The low-temperature thermal oxidation of copper, Cu 3O 2, and its influence on past and future studies

Abstract

Due to its enormous technological importance there is a renewed interest in the oxidation of copper. However, due to the complex nature of oxidation of copper, the existence and importance of Cu 3O 2, which is a metastable defect structure of Cu 2O, have not gained enough attention from researchers working on the oxidation of copper or copper alloys. The evidence for the Cu 3O 2 phase has been utilized to reinterpret previous Pulse Field Desorption Mass Spectrometry (PFDMS) and X-ray Photoelectron Spectroscopy (XPS) data. With additional Linear Sweep Voltammetry (LSV) and Galvanostatic Reduction (GR) data, an attempt has been made to delineate the complex nature of the oxidation of copper based on the Modified Cabrera Mott (C–M) Model.

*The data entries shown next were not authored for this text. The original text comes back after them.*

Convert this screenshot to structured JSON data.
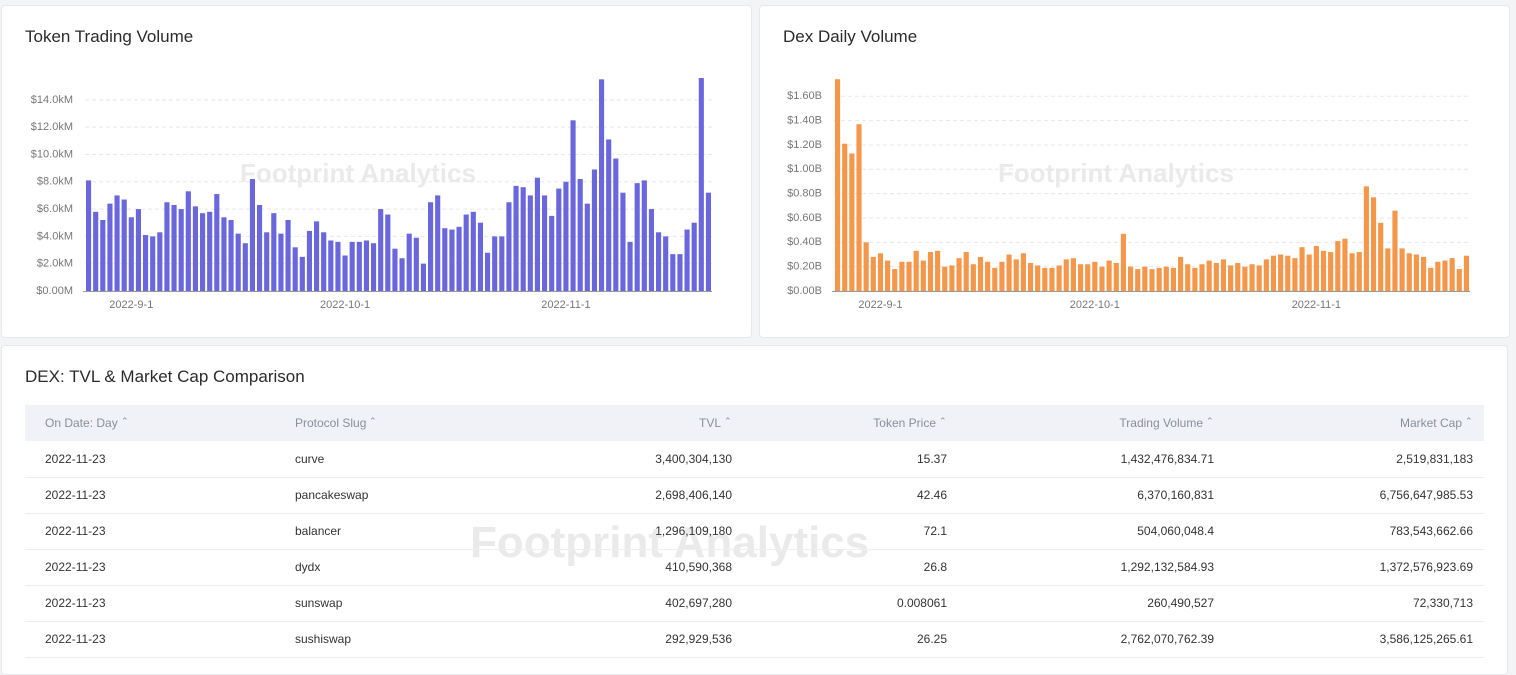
{
  "chart_data": [
    {
      "type": "bar",
      "title": "Token Trading Volume",
      "color": "#6a67dd",
      "grid": true,
      "ylim": [
        0,
        15600
      ],
      "yticks": [
        {
          "value": 0,
          "label": "$0.00M"
        },
        {
          "value": 2000,
          "label": "$2.0kM"
        },
        {
          "value": 4000,
          "label": "$4.0kM"
        },
        {
          "value": 6000,
          "label": "$6.0kM"
        },
        {
          "value": 8000,
          "label": "$8.0kM"
        },
        {
          "value": 10000,
          "label": "$10.0kM"
        },
        {
          "value": 12000,
          "label": "$12.0kM"
        },
        {
          "value": 14000,
          "label": "$14.0kM"
        }
      ],
      "categories": [
        null,
        null,
        null,
        null,
        null,
        null,
        "2022-9-1",
        null,
        null,
        null,
        null,
        null,
        null,
        null,
        null,
        null,
        null,
        null,
        null,
        null,
        null,
        null,
        null,
        null,
        null,
        null,
        null,
        null,
        null,
        null,
        null,
        null,
        null,
        null,
        null,
        null,
        "2022-10-1",
        null,
        null,
        null,
        null,
        null,
        null,
        null,
        null,
        null,
        null,
        null,
        null,
        null,
        null,
        null,
        null,
        null,
        null,
        null,
        null,
        null,
        null,
        null,
        null,
        null,
        null,
        null,
        null,
        null,
        null,
        "2022-11-1",
        null,
        null,
        null,
        null,
        null,
        null,
        null,
        null,
        null,
        null,
        null,
        null,
        null,
        null,
        null,
        null,
        null,
        null,
        null,
        null
      ],
      "values": [
        8100,
        5800,
        5200,
        6400,
        7000,
        6700,
        5400,
        6000,
        4100,
        4000,
        4300,
        6500,
        6300,
        6000,
        7300,
        6200,
        5700,
        5800,
        7100,
        5400,
        5200,
        4200,
        3500,
        8200,
        6300,
        4300,
        5700,
        4200,
        5200,
        3200,
        2500,
        4400,
        5100,
        4300,
        3700,
        3600,
        2600,
        3600,
        3600,
        3700,
        3500,
        6000,
        5600,
        3100,
        2400,
        4200,
        3900,
        2000,
        6500,
        7000,
        4600,
        4500,
        4700,
        5600,
        5800,
        5000,
        2800,
        4000,
        4000,
        6500,
        7700,
        7600,
        7000,
        8300,
        7000,
        5500,
        7500,
        8000,
        12500,
        8200,
        6400,
        8900,
        15500,
        11100,
        9700,
        7200,
        3600,
        7900,
        8100,
        6000,
        4300,
        4000,
        2700,
        2700,
        4500,
        5000,
        15600,
        7200
      ]
    },
    {
      "type": "bar",
      "title": "Dex Daily Volume",
      "color": "#f4974a",
      "grid": true,
      "ylim": [
        0,
        1.75
      ],
      "yticks": [
        {
          "value": 0,
          "label": "$0.00B"
        },
        {
          "value": 0.2,
          "label": "$0.20B"
        },
        {
          "value": 0.4,
          "label": "$0.40B"
        },
        {
          "value": 0.6,
          "label": "$0.60B"
        },
        {
          "value": 0.8,
          "label": "$0.80B"
        },
        {
          "value": 1.0,
          "label": "$1.00B"
        },
        {
          "value": 1.2,
          "label": "$1.20B"
        },
        {
          "value": 1.4,
          "label": "$1.40B"
        },
        {
          "value": 1.6,
          "label": "$1.60B"
        }
      ],
      "categories": [
        null,
        null,
        null,
        null,
        null,
        null,
        "2022-9-1",
        null,
        null,
        null,
        null,
        null,
        null,
        null,
        null,
        null,
        null,
        null,
        null,
        null,
        null,
        null,
        null,
        null,
        null,
        null,
        null,
        null,
        null,
        null,
        null,
        null,
        null,
        null,
        null,
        null,
        "2022-10-1",
        null,
        null,
        null,
        null,
        null,
        null,
        null,
        null,
        null,
        null,
        null,
        null,
        null,
        null,
        null,
        null,
        null,
        null,
        null,
        null,
        null,
        null,
        null,
        null,
        null,
        null,
        null,
        null,
        null,
        null,
        "2022-11-1",
        null,
        null,
        null,
        null,
        null,
        null,
        null,
        null,
        null,
        null,
        null,
        null,
        null,
        null,
        null,
        null,
        null,
        null,
        null,
        null,
        null
      ],
      "values": [
        1.74,
        1.21,
        1.13,
        1.37,
        0.4,
        0.28,
        0.31,
        0.25,
        0.18,
        0.24,
        0.24,
        0.33,
        0.25,
        0.32,
        0.33,
        0.2,
        0.21,
        0.27,
        0.32,
        0.22,
        0.28,
        0.24,
        0.19,
        0.24,
        0.3,
        0.26,
        0.31,
        0.23,
        0.21,
        0.19,
        0.19,
        0.21,
        0.26,
        0.27,
        0.22,
        0.22,
        0.24,
        0.2,
        0.25,
        0.23,
        0.47,
        0.2,
        0.18,
        0.2,
        0.18,
        0.19,
        0.2,
        0.19,
        0.28,
        0.22,
        0.19,
        0.22,
        0.25,
        0.23,
        0.26,
        0.21,
        0.23,
        0.2,
        0.22,
        0.21,
        0.26,
        0.29,
        0.3,
        0.29,
        0.27,
        0.36,
        0.3,
        0.37,
        0.33,
        0.32,
        0.41,
        0.43,
        0.31,
        0.32,
        0.86,
        0.77,
        0.56,
        0.35,
        0.66,
        0.35,
        0.31,
        0.3,
        0.28,
        0.19,
        0.24,
        0.25,
        0.27,
        0.18,
        0.29
      ]
    }
  ],
  "watermark": "Footprint Analytics",
  "table": {
    "title": "DEX: TVL & Market Cap Comparison",
    "columns": [
      "On Date: Day",
      "Protocol Slug",
      "TVL",
      "Token Price",
      "Trading Volume",
      "Market Cap"
    ],
    "rows": [
      [
        "2022-11-23",
        "curve",
        "3,400,304,130",
        "15.37",
        "1,432,476,834.71",
        "2,519,831,183"
      ],
      [
        "2022-11-23",
        "pancakeswap",
        "2,698,406,140",
        "42.46",
        "6,370,160,831",
        "6,756,647,985.53"
      ],
      [
        "2022-11-23",
        "balancer",
        "1,296,109,180",
        "72.1",
        "504,060,048.4",
        "783,543,662.66"
      ],
      [
        "2022-11-23",
        "dydx",
        "410,590,368",
        "26.8",
        "1,292,132,584.93",
        "1,372,576,923.69"
      ],
      [
        "2022-11-23",
        "sunswap",
        "402,697,280",
        "0.008061",
        "260,490,527",
        "72,330,713"
      ],
      [
        "2022-11-23",
        "sushiswap",
        "292,929,536",
        "26.25",
        "2,762,070,762.39",
        "3,586,125,265.61"
      ]
    ]
  }
}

It is also emphasized that surface scientists should recognize Cu 3O 2 in new studies on copper oxidation and in interpreting already existing copper oxidation data. Need for more vacuum and low-pressure-based studies is stressed to characterize the distinct overlayers that can be formed by temperature and pressure control. Surface studies of oxidation of metals and alloys need to be supported and complemented by other techniques such as chemical and electrochemical methods.